Alaska 2000

Day 3 - Sep 2, 2000
Last updated: 9/3/00 8:00pm AKDT

Today was our side trip to Barrow. It was a long day, but very interesting. We dropped off the rental car in the morning at the airport before our flight to Barrow, the northern most village in North America. Weather in Barrow was mostly cloudy and 40 degrees.

Flying in looked very desolate. Mud and quite a few ponds of water. The water never seeps into the ground because the ground is frozen (permafrost). Mud everywhere. No green anywhere. The nearest tree is 250 miles south. Extremely flat landscape, no hills. Officially it is a desert. They only get about 6 inches of snow a year. The problem is the drifting. Since there are no trees, mountains, hills or gullies, there is nothing to stop the wind from blowing the snow into town. They installed snow fences around the town and can get drifts up to 20 feet high.

About 4500 people live here. About 1500 are children. Evidence points to civilizations living here for 25,000 years. Past civilizations lived in “mounds” or sod houses, homes semi-below ground. They used whale bones to support walls and ceilings. Here you can see some old whale bones sticking out of the ground.

Modern buildings are built on stilts. This is to avoid melting the permafrost (frozen ground a few feet below the top layer of mud) from the heat of the house. If the permafrost melted, the houses would sink. All houses have unique numbers, so it doesn’t matter what street you live on, no two houses in the village have the same house number.

We spent an hour or so at the Native Heritage Center. The local Inupiat people put on a dance and craft demonstration. Here is a little girl being catapulted during the blanket toss. In the lower left corner of the first picture you can see the back of Denise’s head.

Here we are at the Arctic Ocean, which is frozen all but 3 months a year. No icebergs today, but the water was EXTREMELY cold.

They get an occasional polar bear, but we did not see any today. School buses have had police escorts in the past when the polar bears are in town. Here is the sign at the end of the northern most dead-end in North America. You could hike about a mile (or pay someone $80 to take you out) to the very tip, but this was close enough. It was raining at this point in the day, windy and about 40 degrees.
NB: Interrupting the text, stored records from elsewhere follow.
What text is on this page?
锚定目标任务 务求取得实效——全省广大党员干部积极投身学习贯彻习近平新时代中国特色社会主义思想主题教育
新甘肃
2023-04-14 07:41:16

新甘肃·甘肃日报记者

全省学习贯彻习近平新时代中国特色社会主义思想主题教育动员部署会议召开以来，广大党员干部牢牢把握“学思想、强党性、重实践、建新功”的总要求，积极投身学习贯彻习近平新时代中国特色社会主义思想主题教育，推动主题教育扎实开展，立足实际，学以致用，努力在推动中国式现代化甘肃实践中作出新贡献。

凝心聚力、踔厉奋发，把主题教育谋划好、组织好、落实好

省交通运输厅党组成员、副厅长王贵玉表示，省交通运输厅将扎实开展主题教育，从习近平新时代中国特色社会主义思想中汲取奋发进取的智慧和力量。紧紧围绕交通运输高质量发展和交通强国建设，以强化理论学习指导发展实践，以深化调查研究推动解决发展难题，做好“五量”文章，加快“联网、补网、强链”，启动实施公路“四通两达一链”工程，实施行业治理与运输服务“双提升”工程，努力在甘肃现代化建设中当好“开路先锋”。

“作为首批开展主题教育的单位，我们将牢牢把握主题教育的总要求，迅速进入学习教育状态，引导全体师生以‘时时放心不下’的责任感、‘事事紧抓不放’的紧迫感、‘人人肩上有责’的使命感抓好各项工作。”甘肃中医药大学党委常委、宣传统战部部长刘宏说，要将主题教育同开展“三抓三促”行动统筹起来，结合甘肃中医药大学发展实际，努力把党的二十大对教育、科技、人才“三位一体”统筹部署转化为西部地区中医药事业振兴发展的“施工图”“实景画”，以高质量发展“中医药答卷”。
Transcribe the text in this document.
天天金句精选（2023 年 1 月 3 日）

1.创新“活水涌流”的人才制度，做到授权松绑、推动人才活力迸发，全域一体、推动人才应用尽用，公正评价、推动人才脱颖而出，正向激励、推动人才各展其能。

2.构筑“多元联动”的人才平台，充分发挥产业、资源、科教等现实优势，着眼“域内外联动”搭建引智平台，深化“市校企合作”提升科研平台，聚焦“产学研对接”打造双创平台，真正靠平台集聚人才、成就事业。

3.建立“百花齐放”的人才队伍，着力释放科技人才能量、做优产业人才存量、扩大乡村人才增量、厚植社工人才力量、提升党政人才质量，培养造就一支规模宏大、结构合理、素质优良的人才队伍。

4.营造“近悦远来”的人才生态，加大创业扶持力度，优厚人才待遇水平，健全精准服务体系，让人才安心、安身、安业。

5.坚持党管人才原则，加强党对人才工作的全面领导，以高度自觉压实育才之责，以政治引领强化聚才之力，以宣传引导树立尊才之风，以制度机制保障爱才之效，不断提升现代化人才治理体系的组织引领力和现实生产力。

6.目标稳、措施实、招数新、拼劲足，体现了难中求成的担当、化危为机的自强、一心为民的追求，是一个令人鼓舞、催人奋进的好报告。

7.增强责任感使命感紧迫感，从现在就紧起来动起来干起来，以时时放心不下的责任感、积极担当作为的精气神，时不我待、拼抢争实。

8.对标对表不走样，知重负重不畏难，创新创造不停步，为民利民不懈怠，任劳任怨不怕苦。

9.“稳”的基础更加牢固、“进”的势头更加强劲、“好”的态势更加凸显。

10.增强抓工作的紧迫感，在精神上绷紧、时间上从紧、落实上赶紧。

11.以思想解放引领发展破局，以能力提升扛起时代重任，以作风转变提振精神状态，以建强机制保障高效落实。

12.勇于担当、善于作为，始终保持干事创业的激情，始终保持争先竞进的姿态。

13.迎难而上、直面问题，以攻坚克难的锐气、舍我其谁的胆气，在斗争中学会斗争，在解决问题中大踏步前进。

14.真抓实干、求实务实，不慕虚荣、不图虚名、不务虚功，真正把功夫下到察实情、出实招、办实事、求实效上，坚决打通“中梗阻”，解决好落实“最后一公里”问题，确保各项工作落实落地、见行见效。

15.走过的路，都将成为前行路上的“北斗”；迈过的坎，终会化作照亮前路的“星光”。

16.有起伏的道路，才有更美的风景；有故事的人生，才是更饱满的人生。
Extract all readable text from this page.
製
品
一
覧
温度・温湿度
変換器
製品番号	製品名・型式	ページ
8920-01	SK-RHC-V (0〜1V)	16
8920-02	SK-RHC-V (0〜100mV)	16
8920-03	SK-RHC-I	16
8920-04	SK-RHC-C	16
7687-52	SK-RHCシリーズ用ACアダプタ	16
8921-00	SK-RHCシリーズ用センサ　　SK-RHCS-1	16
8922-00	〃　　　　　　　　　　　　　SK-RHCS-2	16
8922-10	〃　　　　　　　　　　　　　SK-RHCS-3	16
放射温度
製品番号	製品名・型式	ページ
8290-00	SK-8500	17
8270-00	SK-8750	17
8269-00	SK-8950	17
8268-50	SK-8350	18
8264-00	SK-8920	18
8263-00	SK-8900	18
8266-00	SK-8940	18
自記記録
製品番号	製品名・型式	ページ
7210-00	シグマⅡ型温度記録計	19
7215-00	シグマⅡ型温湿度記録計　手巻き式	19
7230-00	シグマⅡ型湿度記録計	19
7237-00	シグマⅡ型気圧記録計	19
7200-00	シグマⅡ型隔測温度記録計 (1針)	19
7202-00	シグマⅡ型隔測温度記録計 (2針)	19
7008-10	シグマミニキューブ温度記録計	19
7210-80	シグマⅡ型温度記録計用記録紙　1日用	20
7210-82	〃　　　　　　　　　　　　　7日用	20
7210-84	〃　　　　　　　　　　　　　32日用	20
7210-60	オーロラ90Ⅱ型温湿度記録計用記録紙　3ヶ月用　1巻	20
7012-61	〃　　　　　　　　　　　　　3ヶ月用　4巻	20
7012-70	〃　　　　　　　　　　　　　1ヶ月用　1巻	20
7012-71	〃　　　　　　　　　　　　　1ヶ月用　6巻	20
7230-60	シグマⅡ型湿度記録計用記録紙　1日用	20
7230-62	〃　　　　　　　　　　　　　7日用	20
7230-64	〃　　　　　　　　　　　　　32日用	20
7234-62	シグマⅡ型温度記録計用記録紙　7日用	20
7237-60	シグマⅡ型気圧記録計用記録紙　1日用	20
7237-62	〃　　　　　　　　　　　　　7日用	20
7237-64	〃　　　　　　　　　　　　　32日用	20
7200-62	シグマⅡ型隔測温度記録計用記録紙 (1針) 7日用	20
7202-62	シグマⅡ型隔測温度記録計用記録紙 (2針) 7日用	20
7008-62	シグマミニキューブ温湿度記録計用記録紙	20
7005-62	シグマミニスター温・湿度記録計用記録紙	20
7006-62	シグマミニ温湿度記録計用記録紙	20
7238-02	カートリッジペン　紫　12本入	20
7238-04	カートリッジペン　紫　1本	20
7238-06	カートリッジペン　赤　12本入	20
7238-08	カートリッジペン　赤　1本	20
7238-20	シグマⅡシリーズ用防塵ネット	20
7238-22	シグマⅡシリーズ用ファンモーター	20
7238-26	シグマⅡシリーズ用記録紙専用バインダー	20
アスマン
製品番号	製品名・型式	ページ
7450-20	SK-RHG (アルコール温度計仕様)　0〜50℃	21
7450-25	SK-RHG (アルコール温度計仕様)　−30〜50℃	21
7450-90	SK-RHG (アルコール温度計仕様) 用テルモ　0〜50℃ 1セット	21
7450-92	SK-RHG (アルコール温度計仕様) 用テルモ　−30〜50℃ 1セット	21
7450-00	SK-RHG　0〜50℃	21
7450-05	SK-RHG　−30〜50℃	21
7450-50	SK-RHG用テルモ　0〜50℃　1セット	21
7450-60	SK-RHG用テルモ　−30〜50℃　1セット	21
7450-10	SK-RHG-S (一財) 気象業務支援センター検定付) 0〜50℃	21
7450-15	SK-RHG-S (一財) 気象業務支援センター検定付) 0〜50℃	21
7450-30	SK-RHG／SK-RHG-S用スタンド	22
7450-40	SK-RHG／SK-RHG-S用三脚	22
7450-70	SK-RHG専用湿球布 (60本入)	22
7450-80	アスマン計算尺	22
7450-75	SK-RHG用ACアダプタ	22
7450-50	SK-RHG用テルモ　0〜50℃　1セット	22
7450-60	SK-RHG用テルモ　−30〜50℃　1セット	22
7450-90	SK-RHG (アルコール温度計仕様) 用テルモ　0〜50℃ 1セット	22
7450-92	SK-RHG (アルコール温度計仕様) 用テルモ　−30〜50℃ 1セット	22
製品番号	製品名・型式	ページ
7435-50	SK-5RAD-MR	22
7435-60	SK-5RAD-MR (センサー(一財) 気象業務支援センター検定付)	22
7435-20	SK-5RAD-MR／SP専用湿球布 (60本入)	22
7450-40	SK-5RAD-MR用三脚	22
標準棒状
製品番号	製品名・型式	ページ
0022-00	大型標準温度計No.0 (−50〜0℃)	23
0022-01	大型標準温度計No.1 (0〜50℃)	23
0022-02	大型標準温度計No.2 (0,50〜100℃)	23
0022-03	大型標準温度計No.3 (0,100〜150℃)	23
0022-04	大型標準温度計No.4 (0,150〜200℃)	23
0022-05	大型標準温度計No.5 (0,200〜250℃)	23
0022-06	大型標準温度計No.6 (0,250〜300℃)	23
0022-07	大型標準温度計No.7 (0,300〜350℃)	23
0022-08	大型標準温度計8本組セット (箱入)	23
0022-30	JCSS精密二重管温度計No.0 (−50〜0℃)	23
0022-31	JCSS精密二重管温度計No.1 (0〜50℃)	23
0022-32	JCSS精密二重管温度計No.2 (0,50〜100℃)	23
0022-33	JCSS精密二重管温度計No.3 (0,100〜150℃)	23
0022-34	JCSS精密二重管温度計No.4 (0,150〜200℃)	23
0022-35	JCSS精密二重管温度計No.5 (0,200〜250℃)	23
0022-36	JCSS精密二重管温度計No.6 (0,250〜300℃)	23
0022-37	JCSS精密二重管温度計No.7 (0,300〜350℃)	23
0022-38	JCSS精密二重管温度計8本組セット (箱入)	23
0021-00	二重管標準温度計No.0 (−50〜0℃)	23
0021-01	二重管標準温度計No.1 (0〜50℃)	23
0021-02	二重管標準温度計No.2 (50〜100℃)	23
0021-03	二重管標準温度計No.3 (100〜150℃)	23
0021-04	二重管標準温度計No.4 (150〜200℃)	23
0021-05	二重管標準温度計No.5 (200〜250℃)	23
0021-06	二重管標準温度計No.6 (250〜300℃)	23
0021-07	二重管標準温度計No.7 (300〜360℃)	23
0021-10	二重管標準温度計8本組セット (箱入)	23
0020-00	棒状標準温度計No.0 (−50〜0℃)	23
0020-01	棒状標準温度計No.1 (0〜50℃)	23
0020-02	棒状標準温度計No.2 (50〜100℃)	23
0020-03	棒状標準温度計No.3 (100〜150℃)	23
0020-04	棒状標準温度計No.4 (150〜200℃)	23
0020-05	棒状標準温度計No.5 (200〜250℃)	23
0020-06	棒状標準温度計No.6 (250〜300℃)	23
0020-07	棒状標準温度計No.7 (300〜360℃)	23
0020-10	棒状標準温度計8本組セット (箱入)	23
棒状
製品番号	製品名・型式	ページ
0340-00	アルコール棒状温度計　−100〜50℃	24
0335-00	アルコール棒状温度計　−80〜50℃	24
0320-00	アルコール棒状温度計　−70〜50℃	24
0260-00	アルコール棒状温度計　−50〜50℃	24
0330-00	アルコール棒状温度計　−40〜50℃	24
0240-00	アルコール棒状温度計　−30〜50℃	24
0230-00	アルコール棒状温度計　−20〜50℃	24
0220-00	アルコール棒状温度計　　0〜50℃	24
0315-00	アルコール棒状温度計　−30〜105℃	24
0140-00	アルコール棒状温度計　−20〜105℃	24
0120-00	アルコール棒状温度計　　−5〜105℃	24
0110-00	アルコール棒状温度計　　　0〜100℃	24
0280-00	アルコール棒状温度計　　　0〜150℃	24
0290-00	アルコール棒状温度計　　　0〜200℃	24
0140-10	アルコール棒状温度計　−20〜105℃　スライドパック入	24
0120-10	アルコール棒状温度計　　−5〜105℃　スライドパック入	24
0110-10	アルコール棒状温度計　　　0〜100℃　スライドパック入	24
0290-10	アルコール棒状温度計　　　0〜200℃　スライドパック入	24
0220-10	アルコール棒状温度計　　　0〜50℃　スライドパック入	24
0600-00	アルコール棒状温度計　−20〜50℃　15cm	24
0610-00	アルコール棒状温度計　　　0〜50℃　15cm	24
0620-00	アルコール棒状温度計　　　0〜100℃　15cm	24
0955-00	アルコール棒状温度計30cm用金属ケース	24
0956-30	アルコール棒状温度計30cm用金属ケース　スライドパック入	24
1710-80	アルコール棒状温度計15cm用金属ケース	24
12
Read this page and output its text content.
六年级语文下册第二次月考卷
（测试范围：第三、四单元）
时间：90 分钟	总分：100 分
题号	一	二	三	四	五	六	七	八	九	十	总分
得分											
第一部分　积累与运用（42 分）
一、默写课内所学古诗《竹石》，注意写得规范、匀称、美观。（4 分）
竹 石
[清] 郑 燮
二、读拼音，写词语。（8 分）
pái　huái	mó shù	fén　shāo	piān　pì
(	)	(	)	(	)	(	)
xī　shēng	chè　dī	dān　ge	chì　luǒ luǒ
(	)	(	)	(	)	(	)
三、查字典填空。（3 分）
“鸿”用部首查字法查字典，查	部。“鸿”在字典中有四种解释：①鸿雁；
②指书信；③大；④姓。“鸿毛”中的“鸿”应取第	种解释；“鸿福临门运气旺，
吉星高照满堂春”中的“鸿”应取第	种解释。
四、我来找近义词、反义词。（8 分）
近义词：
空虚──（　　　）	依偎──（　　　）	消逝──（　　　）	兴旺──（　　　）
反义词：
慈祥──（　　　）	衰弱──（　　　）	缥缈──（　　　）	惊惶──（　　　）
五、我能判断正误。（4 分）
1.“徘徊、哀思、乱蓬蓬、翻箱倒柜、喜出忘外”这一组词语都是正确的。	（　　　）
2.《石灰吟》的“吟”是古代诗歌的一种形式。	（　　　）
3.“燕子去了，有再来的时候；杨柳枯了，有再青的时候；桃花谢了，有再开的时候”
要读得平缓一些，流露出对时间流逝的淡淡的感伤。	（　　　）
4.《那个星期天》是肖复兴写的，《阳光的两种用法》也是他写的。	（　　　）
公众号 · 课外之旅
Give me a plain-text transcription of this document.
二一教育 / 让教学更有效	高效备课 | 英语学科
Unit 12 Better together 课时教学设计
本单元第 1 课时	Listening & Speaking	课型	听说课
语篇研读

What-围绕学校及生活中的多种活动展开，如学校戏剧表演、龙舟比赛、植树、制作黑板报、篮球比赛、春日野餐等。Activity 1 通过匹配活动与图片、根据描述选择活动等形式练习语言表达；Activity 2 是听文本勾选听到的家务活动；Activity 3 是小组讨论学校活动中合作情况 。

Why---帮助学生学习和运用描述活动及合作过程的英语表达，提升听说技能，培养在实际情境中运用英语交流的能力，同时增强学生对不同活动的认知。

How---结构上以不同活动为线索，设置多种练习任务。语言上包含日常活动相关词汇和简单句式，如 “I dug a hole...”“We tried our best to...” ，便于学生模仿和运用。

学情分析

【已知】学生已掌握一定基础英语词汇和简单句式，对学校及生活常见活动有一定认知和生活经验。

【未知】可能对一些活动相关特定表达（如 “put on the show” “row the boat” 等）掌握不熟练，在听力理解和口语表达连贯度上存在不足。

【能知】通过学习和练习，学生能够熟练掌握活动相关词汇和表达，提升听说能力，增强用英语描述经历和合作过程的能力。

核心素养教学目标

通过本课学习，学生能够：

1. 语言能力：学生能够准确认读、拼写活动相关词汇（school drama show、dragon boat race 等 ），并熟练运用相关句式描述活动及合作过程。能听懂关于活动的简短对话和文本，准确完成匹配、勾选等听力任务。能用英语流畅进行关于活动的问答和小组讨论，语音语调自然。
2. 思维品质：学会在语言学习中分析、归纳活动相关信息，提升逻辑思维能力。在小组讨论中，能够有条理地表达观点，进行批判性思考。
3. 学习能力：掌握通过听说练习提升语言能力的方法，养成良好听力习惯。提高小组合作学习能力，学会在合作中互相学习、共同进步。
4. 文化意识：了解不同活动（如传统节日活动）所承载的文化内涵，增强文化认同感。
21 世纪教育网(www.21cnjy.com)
Native Alaskan’s (Inupiat) hunt twice a year for bowhead whales. They caught a 67 foot bowhead whale earlier this year. All public buildings have skull bones from bowhead whales in front of them. Not sure how old this one is, but this is the jaw bone of a bowhead whale, these are not tusks.

Other useless facts: Gas was about $2.80, 12 pack of Pepsi was $7 on sale, eggs 2.50. Not sure how, but they are tricking a lot of teachers to move here. They can’t possibly pay that much to make up the difference in the cost of living. 1 bedroom apartments cost 1200-1500. And judging by the outside, the apartments probably aren’t that nice on the inside either. Our tour bus driver is a teacher, driving a tour bus on weekends and in summer. Do you think he makes enough to live on? Maybe there’s just nothing else to do for fun around here. 🙂 Other jobs are mostly government.

No need for license plates on cars. The police don’t even have them. No roads lead here, so if someone steals your car, you’re bound to find it.

Our tour guide explained something that I mentioned earlier about people accumulating junk cars in their yards. At least in Barrow, it’s hard to get parts for things, so when one car breaks, they save it for parts.

Last week they received their last supply of oil until next summer when the ice breaks.

Igloo means house, doesn’t necessarily mean the stereotypical ice structure. The ice structures are used only in emergencies when out hunting and get caught in a storm.

Lunch at Pepe’s. Not great Mexican food, but that’s where the tour bus stopped.

Arnold Schwarzenagger was here two days before us.

Here I am standing in front of the Barrow sign that shows how far away from home I am. The other picture is of the black sand beaches here in sunny Barrow. Notice no one out in lawn chairs sunning themselves. This is NOT Hawaii.

Then we returned to the Super 8 for one last night. Flight time between Fairbanks and Barrow is a little over an hour. Tomorrow it’s off to Denali.